While Timmis acknowledges the fact that many SMEs need to have a clearer picture of its financial situation in order to apply for the necessary financing needed, he also points to alternative lenders as a potential avenue to work around the issue of traditional lenders not being able to assist during the COVID-19 era.
Unaware of the options
That said, the alternative lender market appears to be a relative unknown entity locally.
“Almost three-quarters of respondents (74%) agreed that traditional lenders were becoming more stringent or pulling back on lending. The same percentage reported that they would be more likely to apply for finance if there were more lending options available. Worryingly, 76% agreed that they are not clear on what alternative lending options there are in the market for SMEs,” says Timmis.

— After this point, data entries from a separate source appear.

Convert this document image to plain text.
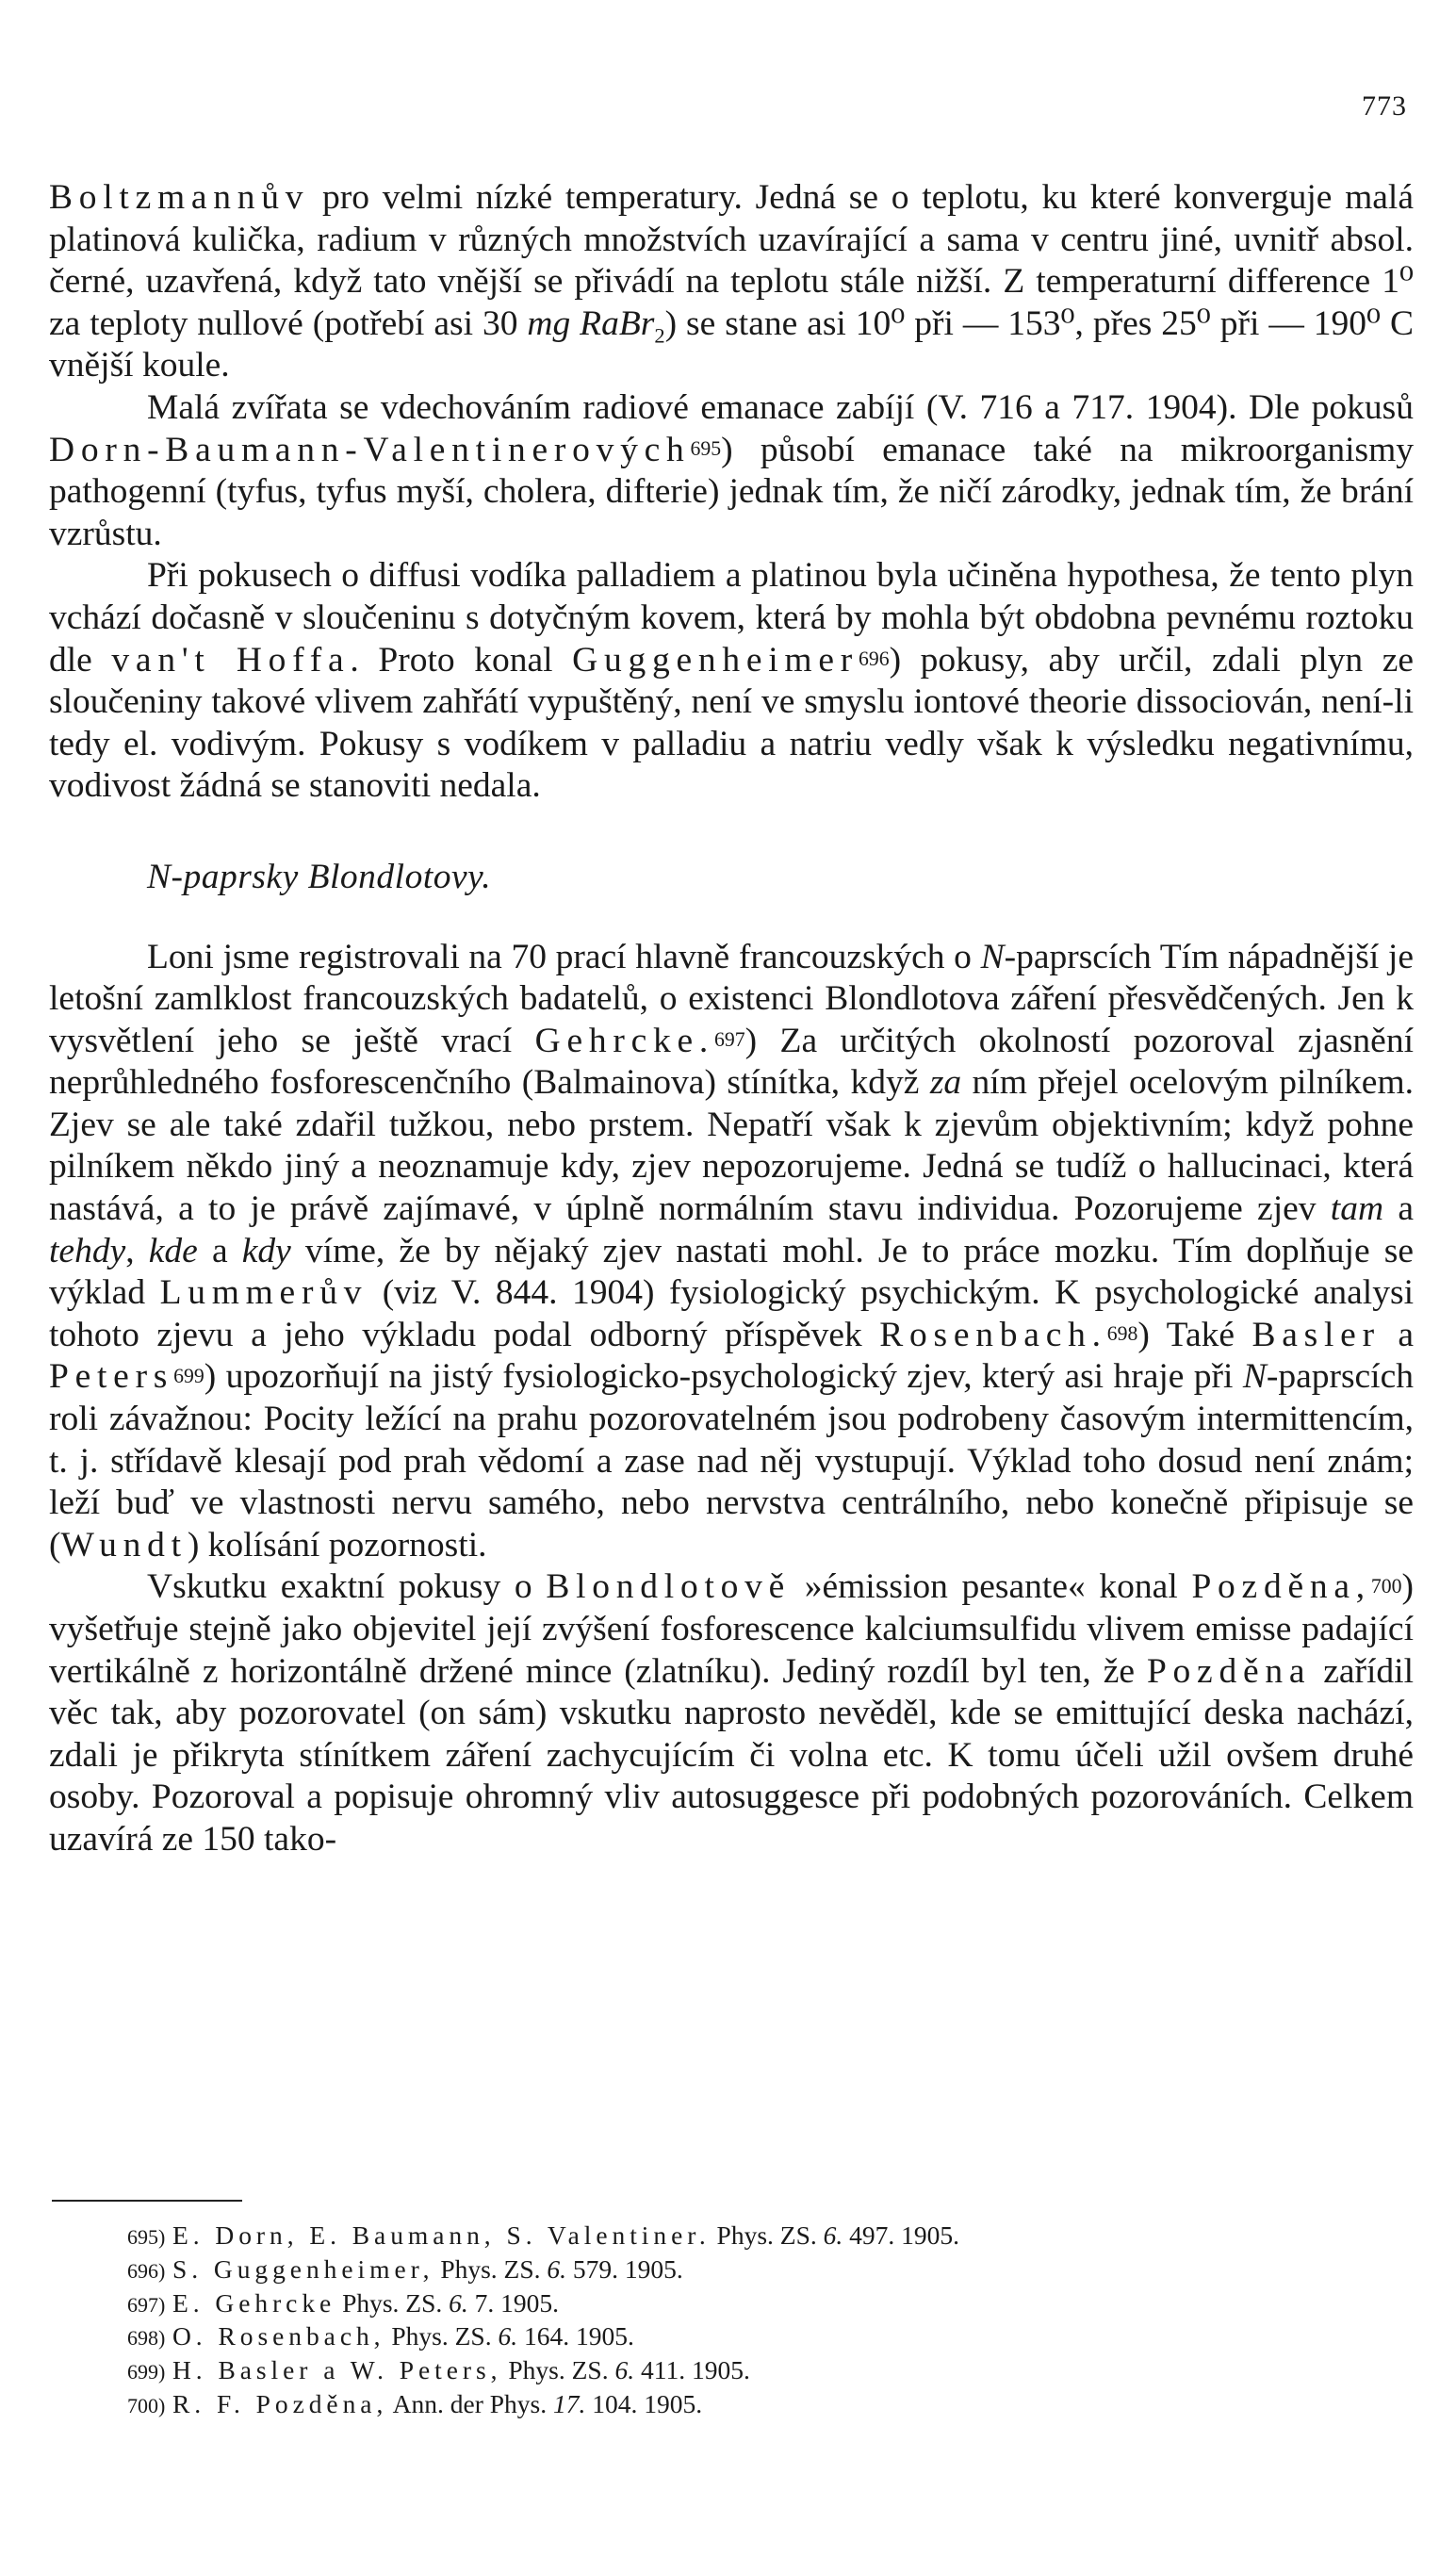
773

Boltzmannův pro velmi nízké temperatury. Jedná se o teplotu, ku které konverguje malá platinová kulička, radium v různých množstvích uzavírající a sama v centru jiné, uvnitř absol. černé, uzavřená, když tato vnější se přivádí na teplotu stále nižší. Z temperaturní difference 1⁰ za teploty nullové (potřebí asi 30 mg RaBr$_2$) se stane asi 10⁰ při — 153⁰, přes 25⁰ při — 190⁰ C vnější koule.

Malá zvířata se vdechováním radiové emanace zabíjí (V. 716 a 717. 1904). Dle pokusů Dorn-Baumann-Valentinerových$^{695}$) působí emanace také na mikroorganismy pathogenní (tyfus, tyfus myší, cholera, difterie) jednak tím, že ničí zárodky, jednak tím, že brání vzrůstu.

Při pokusech o diffusi vodíka palladiem a platinou byla učiněna hypothesa, že tento plyn vchází dočasně v sloučeninu s dotyčným kovem, která by mohla být obdobna pevnému roztoku dle van't Hoffa. Proto konal Guggenheimer$^{696}$) pokusy, aby určil, zdali plyn ze sloučeniny takové vlivem zahřátí vypuštěný, není ve smyslu iontové theorie dissociován, není-li tedy el. vodivým. Pokusy s vodíkem v palladiu a natriu vedly však k výsledku negativnímu, vodivost žádná se stanoviti nedala.

N-paprsky Blondlotovy.

Loni jsme registrovali na 70 prací hlavně francouzských o N-paprscích Tím nápadnější je letošní zamlklost francouzských badatelů, o existenci Blondlotova záření přesvědčených. Jen k vysvětlení jeho se ještě vrací Gehrcke.$^{697}$) Za určitých okolností pozoroval zjasnění neprůhledného fosforescenčního (Balmainova) stínítka, když za ním přejel ocelovým pilníkem. Zjev se ale také zdařil tužkou, nebo prstem. Nepatří však k zjevům objektivním; když pohne pilníkem někdo jiný a neoznamuje kdy, zjev nepozorujeme. Jedná se tudíž o hallucinaci, která nastává, a to je právě zajímavé, v úplně normálním stavu individua. Pozorujeme zjev tam a tehdy, kde a kdy víme, že by nějaký zjev nastati mohl. Je to práce mozku. Tím doplňuje se výklad Lummerův (viz V. 844. 1904) fysiologický psychickým. K psychologické analysi tohoto zjevu a jeho výkladu podal odborný příspěvek Rosenbach.$^{698}$) Také Basler a Peters$^{699}$) upozorňují na jistý fysiologicko-psychologický zjev, který asi hraje při N-paprscích roli závažnou: Pocity ležící na prahu pozorovatelném jsou podrobeny časovým intermittencím, t. j. střídavě klesají pod prah vědomí a zase nad něj vystupují. Výklad toho dosud není znám; leží buď ve vlastnosti nervu samého, nebo nervstva centrálního, nebo konečně připisuje se (Wundt) kolísání pozornosti.

Vskutku exaktní pokusy o Blondlotově »émission pesante« konal Pozděna,$^{700}$) vyšetřuje stejně jako objevitel její zvýšení fosforescence kalciumsulfidu vlivem emisse padající vertikálně z horizontálně držené mince (zlatníku). Jediný rozdíl byl ten, že Pozděna zařídil věc tak, aby pozorovatel (on sám) vskutku naprosto nevěděl, kde se emittující deska nachází, zdali je přikryta stínítkem záření zachycujícím či volna etc. K tomu účeli užil ovšem druhé osoby. Pozoroval a popisuje ohromný vliv autosuggesce při podobných pozorováních. Celkem uzavírá ze 150 tako-

695) E. Dorn, E. Baumann, S. Valentiner. Phys. ZS. 6. 497. 1905.
696) S. Guggenheimer, Phys. ZS. 6. 579. 1905.
697) E. Gehrcke Phys. ZS. 6. 7. 1905.
698) O. Rosenbach, Phys. ZS. 6. 164. 1905.
699) H. Basler a W. Peters, Phys. ZS. 6. 411. 1905.
700) R. F. Pozděna, Ann. der Phys. 17. 104. 1905.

“Alternative lenders leverage technology, automation and data-driven decisions to help provide SMEs with quicker decisions,” clarifies Trevor Gosling, CEO and co-founder of alternative lender Lulalend.
The ability to embrace technology in order to help finance SMEs could prove a disruptive one, with Daniel Goldberg, co-founder at digital financing company Bridgement, highlighting its advantages.
“We need to focus on removing the barriers that prevent small businesses from getting the funding they need to grow. Part of this is closing the knowledge gap that exists around alternative options. There will also be several learnings from the current financing schemes the government is running in response to Covid-19. Technology, real-time data, and alternative lenders can play a key role in simplifying processes in the future,” he points out.
An untapped alternative
Moving forward then, a greater number of SMEs will need to tap into the alternative lender market locally if they plan to keep going throughout lockdown and remain viable once the COVID-19 era ends.
“Surviving and prospering after the coronavirus pandemic will require many businesses to reach out for financing. We must work to destigmatise the borrowing process and make sure that SMEs are aware of the options so that the country’s businesses can come back strong,” concludes Timmis.